The Germans launched Operation Little Bear, a Rhine crossing at another weak point in the Maginot Line, on June 15th. 400 pieces of artillery destroyed many small casemates and bunkers outright, but the ouvrages proved immune, as usual, to both artillery fire and Stuka dive-bombing. By June 16th, the French retreated from their riverbank positions, but they did so only to occupy even tougher positions in the Vosges Mountains, limiting the effect of Little Bear and leaving the Maginot Line still essentially intact and combat-ready. This situation did not change until after the armistice on June 25th, 1940.

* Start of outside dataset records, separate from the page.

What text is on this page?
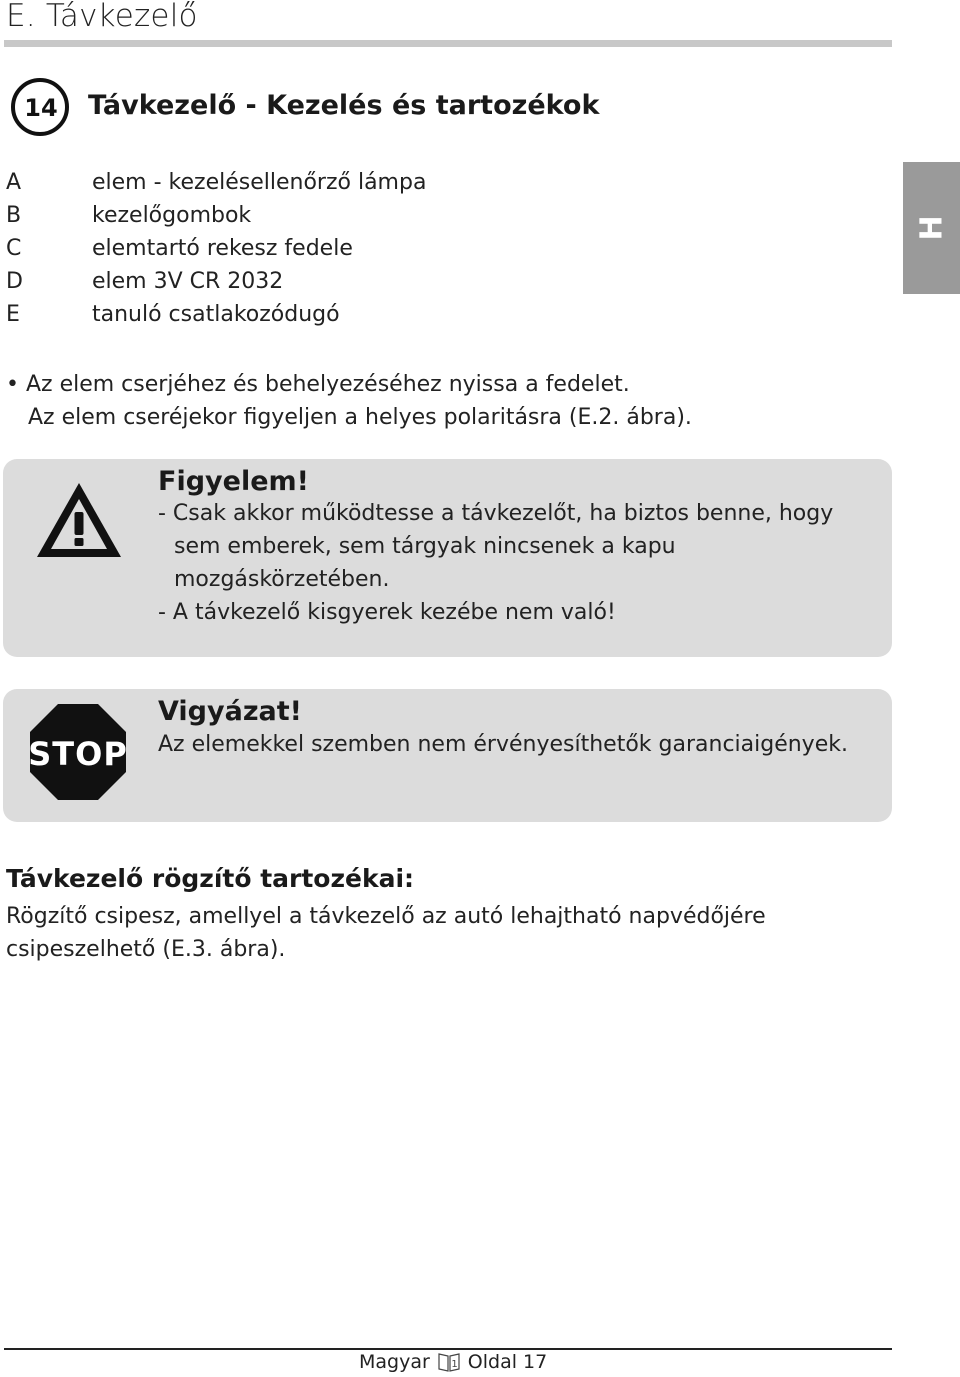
E. Távkezelő
H
14 Távkezelő - Kezelés és tartozékok
A	elem - kezelésellenőrző lámpa
B	kezelőgombok
C	elemtartó rekesz fedele
D	elem 3V CR 2032
E	tanuló csatlakozódugó
• Az elem cserjéhez és behelyezéséhez nyissa a fedelet.
Az elem cseréjekor figyeljen a helyes polaritásra (E.2. ábra).
Figyelem!
- Csak akkor működtesse a távkezelőt, ha biztos benne, hogy
sem emberek, sem tárgyak nincsenek a kapu
mozgáskörzetében.
- A távkezelő kisgyerek kezébe nem való!
STOP
Vigyázat!
Az elemekkel szemben nem érvényesíthetők garanciaigények.
Távkezelő rögzítő tartozékai:
Rögzítő csipesz, amellyel a távkezelő az autó lehajtható napvédőjére
csipeszelhető (E.3. ábra).
Magyar 1 Oldal 17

Nothing highlights the fact that the Maginot Line could have proved decisive if better supported and used as a base for aggressive counterattacks based on flexible, largely independent commands than the reality that its defenders were the last French soldiers to surrender. “[W]hen the armistice took effect, the main fortifications of the Maginot Line were still intact and capable of continuing the fight. Although active combat had ended,              several fortress commanders refused to admit defeat. Remaining defiant, they surrendered only after being ordered by Gén. Georges, and then only under protest. In early July, a week after the rest of the French Army laid down arms, the last fortress was handed over by its crew to the Wehrmacht.” (Romanych, 2010, 90).

Ironically, the fortress system whose name has become a synonym for a fear-inspired defensive strategy actually stood as the last defiant bastion of France during the Nazi conquest of 1940. Though this defiance remained largely symbolic, the final spark of French fighting spirit kindled for a moment in the Maginot Line.